Una, grande y libre

Los políticos y los creadores de opinión han renunciado a mantener una sola conversación pública

Como profesor, prácticamente cualquier debate es bienvenido a clase, siempre que se sostenga entre todos. Cuando se divide por grupúsculos con células aisladas de desinterés, reanudo de inmediato la lección. El poeta José Luis Tejada se levantaba en cuanto la tertulia poética se fragmentaba en un guirigay de charlitas autónomas, y sentenciaba: "Yo vine a una tertulia poética, a ¡una!".

La opinión pública española está para ponerse en pie… y largarse. No es una. Es una algarabía de conversaciones inconexas. Los miembros y simpatizantes de cada partido político apenas hablan consigo mismos, en el mejor de los casos. En el peor, en contra de ellos mismos. Y siempre contra el resto. Esto tiene una lógica matemática. En nuestra democracia, los partidos no se dirigen al 100% de la población. Saben que triunfan si ganan un 10% o 15% de los votantes limítrofes a su ideología y fracasan si pierden un tanto por ciento similar. Sus escaramuzas son con los limítrofes, como esas personas que en la mesa de una cena acaparan y cuchichean con los que tienen al lado.
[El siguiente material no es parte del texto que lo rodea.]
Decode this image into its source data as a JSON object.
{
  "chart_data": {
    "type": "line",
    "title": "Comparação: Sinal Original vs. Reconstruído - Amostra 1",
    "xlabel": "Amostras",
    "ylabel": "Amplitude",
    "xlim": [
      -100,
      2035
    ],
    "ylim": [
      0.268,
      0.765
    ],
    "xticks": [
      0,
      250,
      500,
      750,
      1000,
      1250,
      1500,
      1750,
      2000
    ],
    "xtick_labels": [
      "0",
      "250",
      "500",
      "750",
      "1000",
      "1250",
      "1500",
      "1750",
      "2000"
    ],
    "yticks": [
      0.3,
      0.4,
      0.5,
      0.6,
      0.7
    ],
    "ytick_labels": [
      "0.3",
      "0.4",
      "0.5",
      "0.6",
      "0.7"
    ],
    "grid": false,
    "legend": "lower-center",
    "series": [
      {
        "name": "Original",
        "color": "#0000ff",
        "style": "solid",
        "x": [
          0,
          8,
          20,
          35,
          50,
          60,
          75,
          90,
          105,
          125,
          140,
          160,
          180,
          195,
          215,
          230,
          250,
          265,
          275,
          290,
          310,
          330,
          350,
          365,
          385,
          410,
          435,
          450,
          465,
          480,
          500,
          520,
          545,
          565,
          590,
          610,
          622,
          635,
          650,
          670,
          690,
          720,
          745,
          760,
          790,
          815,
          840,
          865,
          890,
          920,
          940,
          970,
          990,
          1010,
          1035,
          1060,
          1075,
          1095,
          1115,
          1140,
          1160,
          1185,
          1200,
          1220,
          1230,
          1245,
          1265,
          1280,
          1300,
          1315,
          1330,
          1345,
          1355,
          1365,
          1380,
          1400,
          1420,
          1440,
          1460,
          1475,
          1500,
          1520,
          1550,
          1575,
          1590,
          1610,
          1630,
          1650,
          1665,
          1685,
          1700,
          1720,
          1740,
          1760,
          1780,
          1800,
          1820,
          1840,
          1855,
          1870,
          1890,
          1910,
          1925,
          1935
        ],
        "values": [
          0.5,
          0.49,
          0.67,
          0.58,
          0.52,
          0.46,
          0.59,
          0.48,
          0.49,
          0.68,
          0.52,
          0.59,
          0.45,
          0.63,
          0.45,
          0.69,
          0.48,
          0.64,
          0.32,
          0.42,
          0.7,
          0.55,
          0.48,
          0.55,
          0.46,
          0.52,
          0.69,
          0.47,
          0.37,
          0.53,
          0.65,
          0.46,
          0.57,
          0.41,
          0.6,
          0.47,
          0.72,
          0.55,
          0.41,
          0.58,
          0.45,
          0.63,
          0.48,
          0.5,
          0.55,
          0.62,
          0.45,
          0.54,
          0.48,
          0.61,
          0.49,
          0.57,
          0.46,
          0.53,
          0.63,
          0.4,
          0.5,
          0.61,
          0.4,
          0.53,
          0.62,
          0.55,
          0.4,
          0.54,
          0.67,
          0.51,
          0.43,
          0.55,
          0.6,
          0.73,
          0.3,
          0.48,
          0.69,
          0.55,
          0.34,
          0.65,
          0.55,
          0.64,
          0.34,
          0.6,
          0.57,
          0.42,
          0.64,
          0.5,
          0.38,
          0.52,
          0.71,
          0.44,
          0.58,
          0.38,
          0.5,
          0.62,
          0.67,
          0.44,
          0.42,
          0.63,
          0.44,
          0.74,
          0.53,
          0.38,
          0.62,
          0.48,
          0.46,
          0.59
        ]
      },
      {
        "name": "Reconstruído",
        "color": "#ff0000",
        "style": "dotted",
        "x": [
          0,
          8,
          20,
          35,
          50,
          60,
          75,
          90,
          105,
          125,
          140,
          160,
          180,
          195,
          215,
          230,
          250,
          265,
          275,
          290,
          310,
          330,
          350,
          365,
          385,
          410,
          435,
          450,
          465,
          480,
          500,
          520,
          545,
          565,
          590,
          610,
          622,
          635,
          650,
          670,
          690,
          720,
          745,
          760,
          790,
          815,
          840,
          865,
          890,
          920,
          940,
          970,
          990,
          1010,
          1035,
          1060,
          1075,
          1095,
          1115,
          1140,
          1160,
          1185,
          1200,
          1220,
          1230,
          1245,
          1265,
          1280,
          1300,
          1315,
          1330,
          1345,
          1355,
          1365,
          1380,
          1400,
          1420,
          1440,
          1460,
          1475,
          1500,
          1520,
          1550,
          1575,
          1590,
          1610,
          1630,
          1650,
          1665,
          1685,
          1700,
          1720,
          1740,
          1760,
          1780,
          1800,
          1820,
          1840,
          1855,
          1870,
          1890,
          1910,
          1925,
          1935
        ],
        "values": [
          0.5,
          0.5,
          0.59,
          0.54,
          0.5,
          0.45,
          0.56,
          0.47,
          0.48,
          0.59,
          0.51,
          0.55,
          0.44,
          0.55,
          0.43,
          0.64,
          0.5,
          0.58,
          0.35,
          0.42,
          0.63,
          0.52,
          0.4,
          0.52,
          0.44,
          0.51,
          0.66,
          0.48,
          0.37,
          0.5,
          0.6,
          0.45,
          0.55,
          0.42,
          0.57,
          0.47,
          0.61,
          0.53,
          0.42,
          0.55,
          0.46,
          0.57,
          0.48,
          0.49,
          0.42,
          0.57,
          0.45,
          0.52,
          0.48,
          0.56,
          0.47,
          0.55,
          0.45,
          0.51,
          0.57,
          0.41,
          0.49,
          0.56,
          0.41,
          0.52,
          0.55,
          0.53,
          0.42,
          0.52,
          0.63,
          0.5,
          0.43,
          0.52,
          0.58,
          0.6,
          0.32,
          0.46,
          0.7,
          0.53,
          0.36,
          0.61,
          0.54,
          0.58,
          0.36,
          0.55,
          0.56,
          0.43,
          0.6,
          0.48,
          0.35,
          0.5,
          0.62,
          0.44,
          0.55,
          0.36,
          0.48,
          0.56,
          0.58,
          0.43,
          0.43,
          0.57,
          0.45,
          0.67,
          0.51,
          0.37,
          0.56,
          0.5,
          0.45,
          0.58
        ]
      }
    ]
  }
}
El ruido de fondo crece y los mensajes cada vez resultan más autorreferenciales y estancos, rozando lo friki. Y no sólo en los partidos más ideológicos, porque también hay un fanatismo del moderado y una monomanía de la tolerancia que se muerde la cola (más que la lengua). Si hiciésemos un esfuerzo por mantener una sola gran conversación, se disiparían por ensalmo tantas frikadas, incluso en las campañas gubernamentales, que sólo se explican porque tienen el target de los suyos y ni uno más.

Para abarcar, los debates no han de ser más vaporosos, sino más grandes: aspirar al bien común, que, por su propia naturaleza, interesa a todos. No hace falta renunciar a defender nuestras ideas (usted, las suyas; yo, las mías) como creen los profesionales del centrismo, sino exponerlas con razones universales. Es más difícil que repetir eslóganes, pero más fértil.

Por último, la conversación debe ser libre. La censura de lo políticamente correcto tiene otro efecto perverso, además del que conocemos. Castra el debate público, por supuesto; pero también encierra las ideas más irrenunciables en sus pequeños círculos de seguridad, afines ideológicamente. De manera que un efecto indirecto de lo políticamente correcto es que fortalece los nichos de radicalismo. La conversación pública, al menos, permítanme deseárnosla una, grande y libre.